Caso Regeni: un’intervista fuori dal coro

Dal sito del nazionale, con nota introduttiva di Bruno Steri, della Segreteria Nazionale del PCI.

Non è la prima volta che sul nostro sito pubblichiamo articoli che presentano posizioni “fuori dal coro”.

Non per caso: non si tratta della ricerca di sensazionalismo ma della necessità di fornire a chi legge, elementi di valutazione – soprattutto su delicate questioni di politica internazionale  – che sulla grande stampa non sono presi in considerazione o sono letteralmente messi all’indice, stante lo stretto controllo sull’informazione esercitato dal cosiddetto “pensiero unico”.

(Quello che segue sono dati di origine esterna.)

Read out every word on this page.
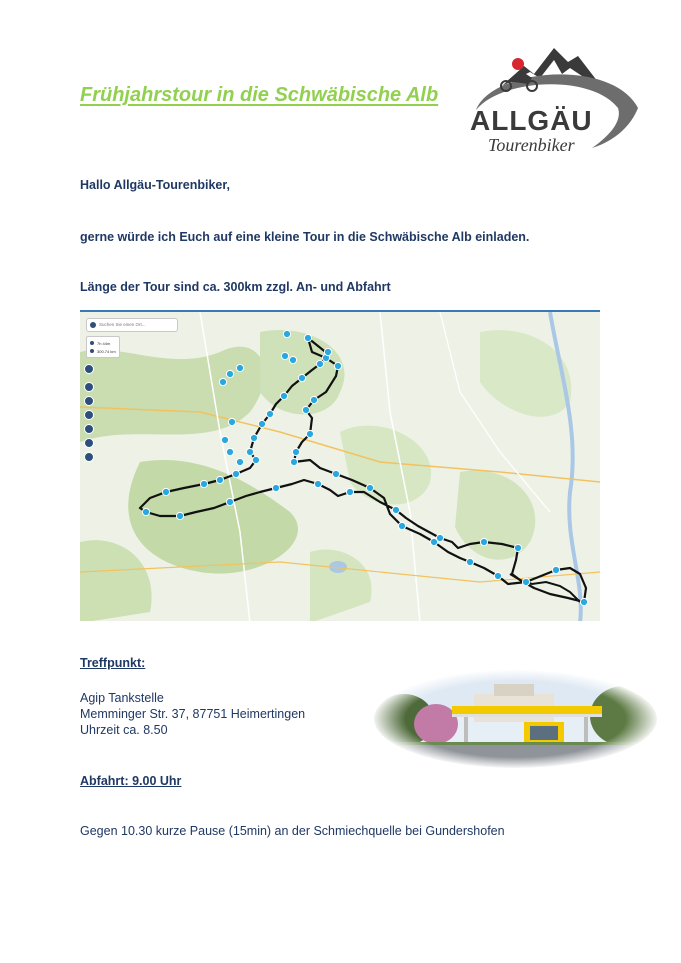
Frühjahrstour in die Schwäbische Alb
ALLGÄU
Tourenbiker
Hallo Allgäu-Tourenbiker,
gerne würde ich Euch auf eine kleine Tour in die Schwäbische Alb einladen.
Länge der Tour sind ca. 300km zzgl. An- und Abfahrt
Suchen Sie einen Ort...
7h 44m
300.74 km
Treffpunkt:
Agip Tankstelle
Memminger Str. 37, 87751 Heimertingen
Uhrzeit ca. 8.50
Abfahrt: 9.00 Uhr
Gegen 10.30 kurze Pause (15min) an der Schmiechquelle bei Gundershofen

E’ il caso di questa intervista al generale Leonardo Tricarico, ex consigliere militare e sulla sicurezza presso Palazzo Chigi, ivi chiamato dall’allora Presidente del Consiglio Massimo D’Alema, nella quale si offre una prospettiva alquanto diversa da quella mainstream sulla vicenda dell’uccisione del giovane ricercatore italiano Giulio Regeni.

Un gran clamore critico ha suscitato in questi giorni la decisione del governo italiano di reinsediare il proprio ambasciatore in Egitto, senza che sia stata fatta ancora chiarezza su quella morte e sul ruolo che si ritiene abbiano svolto le forze di sicurezza egiziane.

I genitori del giovane hanno reso nota la volontà di recarsi al Cairo e di rendere pubblica la loro indignazione.

L’opposizione parlamentare (in particolare il Movimento 5 Stelle e Sinistra italiana) hanno inoltrato sul merito una formale protesta.

Nel rispetto dovuto al dolore di una famiglia duramente colpita, il generale Tricarico dissente tuttavia da tali iniziative e delinea un teatro geopolitico e un reticolo di responsabilità assai più complessi.

In particolare: egli invita a spostare lo sguardo dagli esecutori materiali ai possibili mandanti (su cui viceversa regna il più totale silenzio); tenendo altresì presente che, nel corso dei 10 anni  trascorsi in Inghilterra, Giulio aveva lavorato per il think-tank Oxford Analitica, un’agenzia di intelligence così descritta dal quotidiano La Stampa:

Il gruppo analizza tendenze politiche ed economiche su scala globale per enti privati, agenzie e ben cinquanta governi, una specie di privatizzazione di altissimo livello della raccolta di intelligence. Ha uffici, oltre che a Oxford, a New York, Washington e Parigi, e vanta una rete di 1,400 collaboratori. Promette “actionable intelligence”, informazioni su cui si possa agire, senza ideologie o inclinazioni politiche.
(da La Stampa Mondo, del 16-2-2016).

Ma soprattutto Tricarico punta il dito sull’opacità del mandato conferito a Giulio dall’Università di Cambridge nonché sul fatto che, a pochi mesi dall’uccisione del giovane ricercatore, l’università rinnovò l’offerta di incarico ad un altro giovane, successivamente lasciata cadere proprio perché quest’ultimo pretendeva garanzie di sicurezza e forme di accreditamento presso il governo egiziano.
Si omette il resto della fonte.